UNITED NATIONS, United States — The Security Council on Monday backed a high-stakes mission by a UN envoy to avert an attack by the Saudi-led coalition on a key port in Yemen that provides a lifeline for humanitarian aid.
The council met behind closed doors to hear UN envoy Martin Griffiths report on his diplomatic efforts to keep the rebel-held port of Hodeida open to shipments of aid and commercial goods.
Britain requested the urgent talks after telling aid agencies on the ground that it had received a warning from the United Arab Emirates that an attack was imminent.
UN Secretary General Antonio Guterres said there were “intense negotiations” by Griffiths with Yemen’s rebel Houthis, Saudi Arabia and the United Arab Emirates to find a “way to avoid the military confrontation in Hodeida.”
Following the closed-door meeting, Russian Ambassador Vassily Nebenzia, who is council president this month, called for de-escalation and said the top UN body would be “closely” following developments.
“We are hoping for the efforts of the special envoy to bring a positive resolution. We left it in his hands for the time being,” Nebenzia told reporters.
The United Nations has warned that up to 250,000 people were at risk if the coalition moves ahead with an all-out offensive to take the port, which is a major entry point for commercial supplies and aid.
UN aid chief Mark Lowcock, who also briefed the council, said an attack on Hodeida would be “catastrophic” and that aid agencies were hoping to “stay and deliver” in Yemen, which the UN describes as the world’s worst humanitarian crisis.
Yemen relies on imports for 90 percent of its food and 70% of those transit through Hodeida, Lowcock said.
US leans on UAE
The coalition backing Yemen government troops has been closing in on Hodeida after accusing Houthi rebels of smuggling weapons through the port.
US Secretary of State Mike Pompeo said in a statement that he had spoken with Emirati leaders and urged them to work with the United Nations to ensure “the free flow of humanitarian aid and life-saving commercial imports” through Hodeida.
“We recognize the UAE’s security concerns and these need to be addressed,” British Ambassador Karen Pierce told reporters. “But we are also worried about the humanitarian situation.”
Griffiths is set to present on Monday a new peace plan for Yemen, but he has warned that military action could derail that effort.
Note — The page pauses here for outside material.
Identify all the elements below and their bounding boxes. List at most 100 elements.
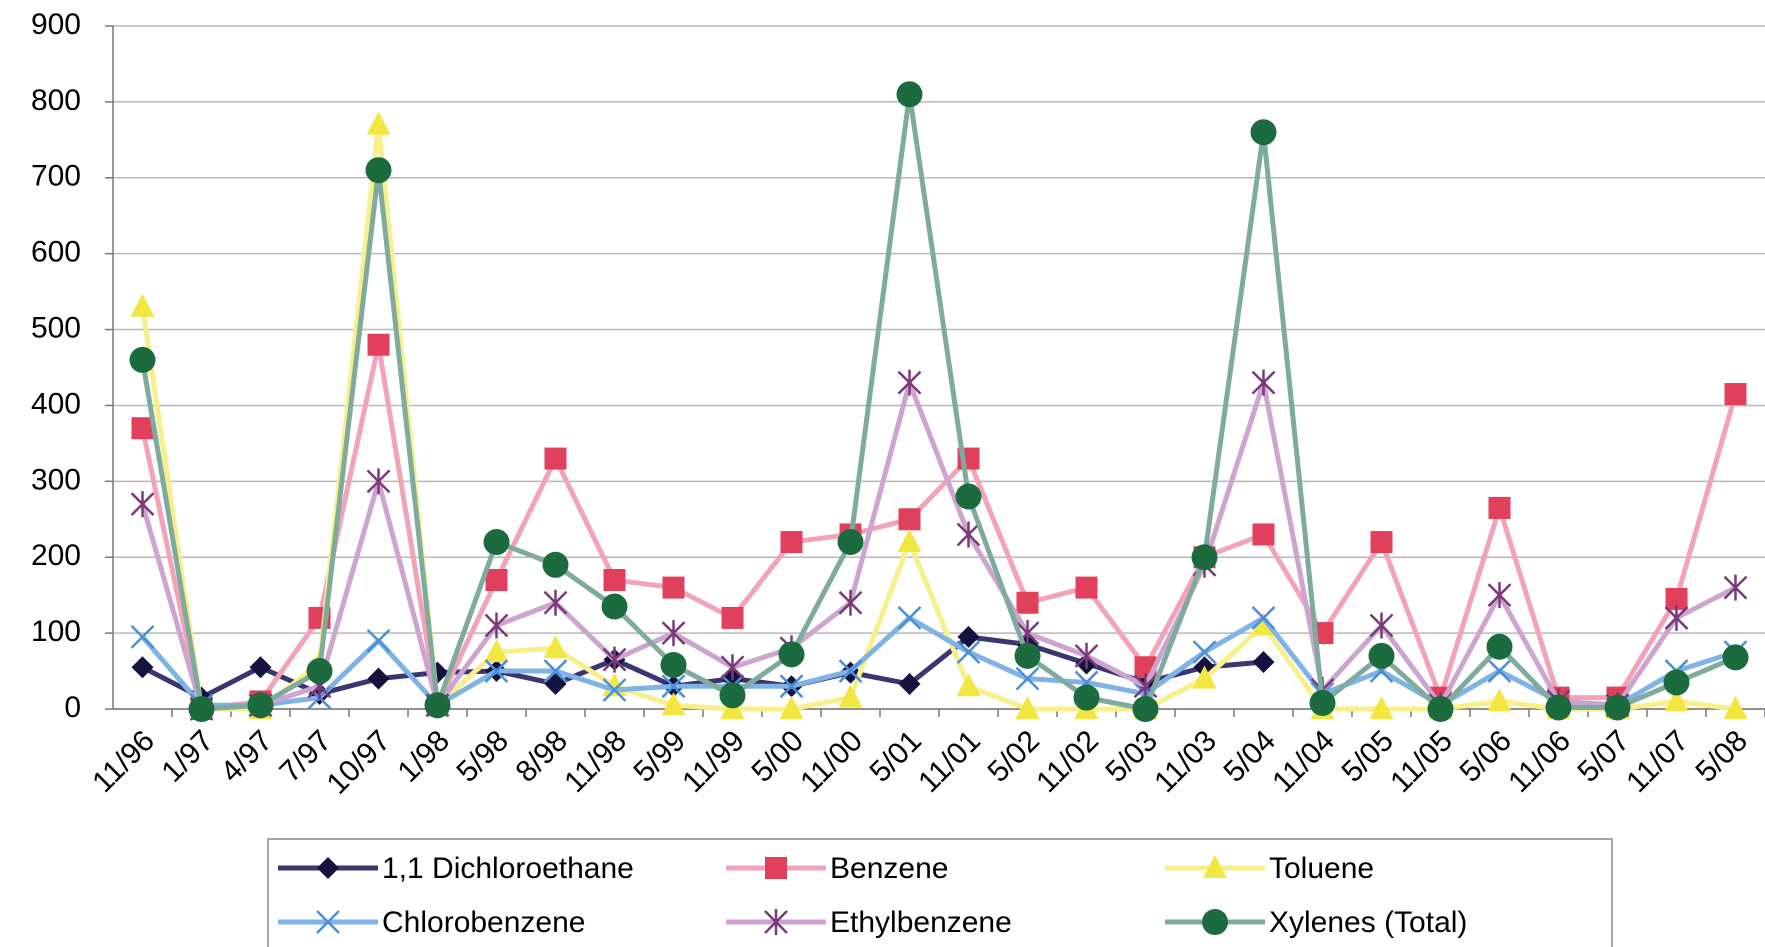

Eleven humanitarian aid agencies including Oxfam and Save the Children separately wrote to British Foreign Secretary Boris Johnson urging him to warn the coalition that it will lose British support if it attacks Hodeida.
“If an attack does take place, casualties on all sides will be high with a likely catastrophic impact on the civilian population,” they wrote.
More than 22 million people in Yemen are in need of aid — 8.4 million of whom are on the brink of starvation, according to the United Nations.
Since 2015, Saudi Arabia has been leading a military campaign to push back the Houthis and restore the internationally recognized government to power.
The conflict has left nearly 10,000 people dead in Yemen, already the Arab world’s poorest country.